妖精の国のレアアイテム

 ピオニーが口にした”モータルウォーター”とは、世界中のアイテム士全てが手にしたいと望む液体である。

 叔母であり、師匠でもあるグレイス・マクスウェルの話によれば、モータルウォーターそれ自体には”人間に作用するような効能”はないらしい。

 では何がそこまでアイテム士を惹きつけるのかというと、その”中和作用”なのだ。

 例えば、モータルウォーターを異なる複数種類の材料に混ぜたなら、別種の効能を持つアイテムに変化する。なので、一獲千金を望める、夢のあるアイテムと言っていいだろう。


 勿論こうした中和作用のあるアイテムは他にもある。

 だが、モータルウォーターはそれらの中でも、上位クラスのアイテムなので、それがあればより高難易度のアイテムの作成に挑めるというわけだ。


 ステラは両手を握りあわせ、熱を込めた眼差しでピオニーを見つめる。


「あ、あの……。イキナリこんな事を言ったら失礼なのかもですが、私に”モータルウォーター”を売って下さいっっ!」

「ステラさん……?」


 語気に驚いたのか、エルシィは目を丸くしてステラを見る。

 会場に居る他の面々も同様だ。

 しかし、ここで怖気づき、引き下がったなら、レアなアイテムの入手機会を逃してしまう。恥を捨て去るしかない。


「貴女はエルシィ王女のご学友でしたね。同族の救助にも手を貸して下さったようですし、特別に取引しても良いです。モータルウォーター300mlを金貨100枚でどうでしょう?」

「金貨100枚!! た、高い……」


 財布を持ってくれているアジ・ダハーカを見降ろすと、目を細めて所持金を教えてくれる。


「財布の中身は金貨81枚だぞ」

「そんな……」


 思い返してみると、模擬戦争が終わった後、相棒の為に”ドワーフの火酒”を購入した。それが滅法高かったので、アレを買っていなかったら今金貨100枚あったかもしれない。


「うわ~ん!! アジさんに貢ぎすぎちゃったです!」


 ステラはシクシクと涙した。

 だが、そんなステラに救いの手が差し伸べられる。


「安心して下さいませ、ステラさん!! こんな事もあろうかと、ガーラヘル特産のを持ってまいりましたの!」

「ふみゅ。?」


 堂々と立ち上がったのはエルシィだ。

 彼女は付き人をビシリと指さし、命じる。


「カーティスさん。をピオニーさんに渡して下さるかしら?」

「かしこまりました!」


 付き人はうやうやしい所作で進み出て、ピオニーの傍にひざまづく。差し出したのは、両手程のサイズの綺麗な箱だ。
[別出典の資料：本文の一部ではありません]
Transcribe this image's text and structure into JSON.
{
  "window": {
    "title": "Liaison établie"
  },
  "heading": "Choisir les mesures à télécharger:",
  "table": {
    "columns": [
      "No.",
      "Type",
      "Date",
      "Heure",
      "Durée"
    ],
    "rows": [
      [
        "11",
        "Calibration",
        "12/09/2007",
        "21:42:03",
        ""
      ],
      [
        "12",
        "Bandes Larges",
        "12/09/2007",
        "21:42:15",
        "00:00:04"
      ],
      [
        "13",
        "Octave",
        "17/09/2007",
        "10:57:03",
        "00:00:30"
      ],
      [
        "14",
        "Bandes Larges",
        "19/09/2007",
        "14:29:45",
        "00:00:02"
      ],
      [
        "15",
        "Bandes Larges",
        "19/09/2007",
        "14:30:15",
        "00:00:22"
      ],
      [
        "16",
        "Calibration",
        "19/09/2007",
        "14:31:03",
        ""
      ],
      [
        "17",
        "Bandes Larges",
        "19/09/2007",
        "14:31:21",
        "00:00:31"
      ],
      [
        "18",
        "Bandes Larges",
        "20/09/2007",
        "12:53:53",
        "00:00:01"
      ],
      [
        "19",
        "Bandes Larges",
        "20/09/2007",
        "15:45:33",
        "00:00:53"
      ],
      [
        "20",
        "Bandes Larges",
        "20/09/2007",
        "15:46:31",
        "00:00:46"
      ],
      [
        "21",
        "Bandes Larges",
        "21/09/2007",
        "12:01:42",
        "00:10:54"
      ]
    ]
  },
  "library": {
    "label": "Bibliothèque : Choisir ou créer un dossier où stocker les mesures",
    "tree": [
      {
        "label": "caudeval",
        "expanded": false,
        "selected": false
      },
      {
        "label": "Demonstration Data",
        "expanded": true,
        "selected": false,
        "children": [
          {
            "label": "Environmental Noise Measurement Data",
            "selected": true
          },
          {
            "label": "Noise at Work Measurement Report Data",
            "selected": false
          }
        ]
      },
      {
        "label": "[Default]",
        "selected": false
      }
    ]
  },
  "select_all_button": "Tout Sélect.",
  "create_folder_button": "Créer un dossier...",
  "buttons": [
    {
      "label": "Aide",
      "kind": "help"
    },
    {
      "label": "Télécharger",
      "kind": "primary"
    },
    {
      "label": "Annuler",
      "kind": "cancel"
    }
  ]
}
 ステラがつま先立ちをして、中身を確認すると、ギッシリと真珠がつまっていた。


「これは……。真珠ですか?」

「ええ」

「貝の中から採れるという、正しい球体の宝石……。とても、とても綺麗です」


 ピオニーはスッカリ真珠に魅了されてしまっているようだ。

 内陸部にあるオスト・オルペジアでは、真珠を目にする機会があまりないのかもしれない。


「我がガーラヘル王国で採れた最高級の真珠なのですわ! これと、”モータルウォーター”とやらを物々交換致しましょう!」

「ええ!? 王女様、そこまでしてくれなくてもいいです!」


 思わぬ展開に、ステラは大いに慌てた。

 転がるようにエルシィの近くまで走り寄り、両手をパタパタと動かす。

 いくら最近親しくしているからとはいえ、自分の為にお金を無駄にしないでほしい。


「ステラさん。これは先行投資というものですわ。優れた職人の卵は国の宝。真珠の礼がしたいのでしたら、是非、王家に献上するに足るアイテムを製作してくださいませ」

「あうぅ……」


 ニッと笑うその姿に、将来王国を背負って立つ者としての覚悟と自信が実てとれた。感動にも似た気持ちに突き動かされ、ステラは大きく頷く。

 そこまで自分に期待してくれているのなら、断るのは野暮というものだろう。


「それとピオニーさん。今お渡しした真珠は総額で金貨300枚以上の値打ちがありますの。ですから、もう1つお願いを聞いて下さらないかしら?」

「……内容によりますが、お聞きしましょうか」

「妖精の国にダンジョンがあるそうですわね。そこで、幻のアイテムのレシピがドロップされると耳にしました。今回の訪問ではダンジョン探索の時間がとれませんし、良かったら直接私に――いえ、ステラさんに渡して下さらないかしら?」


 列車内でアジ・ダハーカが言っていたダンジョンのことだろうか?

 ステラはドキドキしながら成り行きを見守る。

 

 しかし、ピオニーの反応は微妙なものだった。

 柳眉を寄せ、憂鬱そうな表情に変わる。